Miles de cubanos descubrieron, al mismo tiempo y en decenas de ciudades, que no estaban solos en su inconformidad. Sin embargo, el precio ha sido enorme
Aquel día no cayó un sistema político, pero sí se rompió un hechizo. Miles de cubanos descubrieron, al mismo tiempo y en decenas de ciudades, que no estaban solos en su inconformidad. Sin embargo, el precio ha sido enorme.
En estos cinco años Cuba ha perdido a más de un millón de habitantes por la emigración, según estimaciones de expertos independientes. Las propias autoridades reconocen una drástica caída demográfica. Los jóvenes se están marchando a raudales, las familias se fracturan y los vecinos aprenden a despedirse a una velocidad que recuerda los tiempos de guerra.
El peso cubano dejó de ser una moneda para convertirse en un símbolo de la desconfianza. La inflación devoró salarios, pensiones y ahorros. Los apagones pasaron de ser una molestia a convertirse en el reloj que organiza la vida cotidiana. Hospitales, escuelas, fábricas y hogares empezaron a funcionar alrededor de las horas de electricidad disponibles, como si el siglo XXI hubiera decidido retroceder varias décadas.
A la vez, las cazuelas volvieron a sonar en las noches oscuras. Ya no únicamente para reclamar comida o corriente, sino para recordar que el descontento sigue vivo aunque las calles estén más vigiladas y las cárceles repletas.
Entonces vuelvo a la pregunta inicial.
¿Habríamos llegado a este mismo lugar si en vez de movilizar tropas se hubiera convocado a un diálogo nacional?

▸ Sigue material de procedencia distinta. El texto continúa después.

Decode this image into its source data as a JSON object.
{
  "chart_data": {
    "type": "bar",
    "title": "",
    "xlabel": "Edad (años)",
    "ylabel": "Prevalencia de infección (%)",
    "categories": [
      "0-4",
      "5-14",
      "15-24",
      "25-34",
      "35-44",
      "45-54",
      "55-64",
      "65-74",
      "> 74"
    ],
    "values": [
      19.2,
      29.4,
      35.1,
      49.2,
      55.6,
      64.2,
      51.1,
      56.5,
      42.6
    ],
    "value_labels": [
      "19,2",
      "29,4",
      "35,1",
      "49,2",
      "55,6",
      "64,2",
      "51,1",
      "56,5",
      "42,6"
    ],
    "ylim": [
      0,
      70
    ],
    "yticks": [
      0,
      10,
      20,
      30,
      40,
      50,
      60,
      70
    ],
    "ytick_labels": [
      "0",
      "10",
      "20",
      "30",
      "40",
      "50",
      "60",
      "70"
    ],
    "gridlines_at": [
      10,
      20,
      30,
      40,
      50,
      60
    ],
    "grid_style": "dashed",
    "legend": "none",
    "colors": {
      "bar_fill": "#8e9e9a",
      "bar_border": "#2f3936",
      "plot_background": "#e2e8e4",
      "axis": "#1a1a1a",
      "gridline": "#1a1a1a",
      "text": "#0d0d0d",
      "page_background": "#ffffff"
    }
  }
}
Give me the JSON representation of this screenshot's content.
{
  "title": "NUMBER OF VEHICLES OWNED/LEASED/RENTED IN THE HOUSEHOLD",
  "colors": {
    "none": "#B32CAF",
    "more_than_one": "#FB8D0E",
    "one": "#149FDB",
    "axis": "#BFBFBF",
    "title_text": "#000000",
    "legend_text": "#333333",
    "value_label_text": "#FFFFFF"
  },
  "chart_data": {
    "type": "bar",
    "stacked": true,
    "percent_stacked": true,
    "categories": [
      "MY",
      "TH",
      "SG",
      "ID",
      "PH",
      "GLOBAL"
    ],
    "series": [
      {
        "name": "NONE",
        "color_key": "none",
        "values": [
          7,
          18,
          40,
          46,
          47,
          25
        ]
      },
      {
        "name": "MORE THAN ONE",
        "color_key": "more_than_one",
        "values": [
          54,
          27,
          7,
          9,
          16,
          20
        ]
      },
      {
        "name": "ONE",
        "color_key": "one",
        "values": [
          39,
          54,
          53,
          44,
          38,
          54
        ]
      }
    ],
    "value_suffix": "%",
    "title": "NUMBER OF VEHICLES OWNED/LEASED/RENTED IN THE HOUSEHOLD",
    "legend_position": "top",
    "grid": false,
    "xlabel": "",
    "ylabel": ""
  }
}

¿Habríamos llegado a este mismo lugar si en vez de movilizar tropas se hubiera convocado a un diálogo nacional? ¿Si el régimen hubiera entendido que un ciudadano que protesta no es necesariamente un enemigo? ¿Si hubiera aceptado que gobernar también consiste en escuchar?
No tengo manera de demostrar que hoy viviríamos en un país mejor. La historia nunca ofrece experimentos paralelos. Lo que sí sabemos es el resultado de la decisión que se tomó. Ese experimento ya fue realizado. Se llama Cuba, año 2026. Basta recorrer cualquier calle cubana para encontrar edificios casi vacíos porque sus habitantes emigraron, comercios donde los precios cambian varias veces por semana, ancianos comiendo de la basura y jóvenes cuya principal ilusión consiste en marcharse.
Cinco años después, el mayor fracaso del poder no es solo haber reprimido una protesta de aquella envergadura. Es haber desperdiciado la última gran oportunidad de reconciliarse con su propio país. El resultado está delante de nosotros: un país más triste, más pobre, más envejecido y más roto que el que salió a las calles aquel 11 de julio.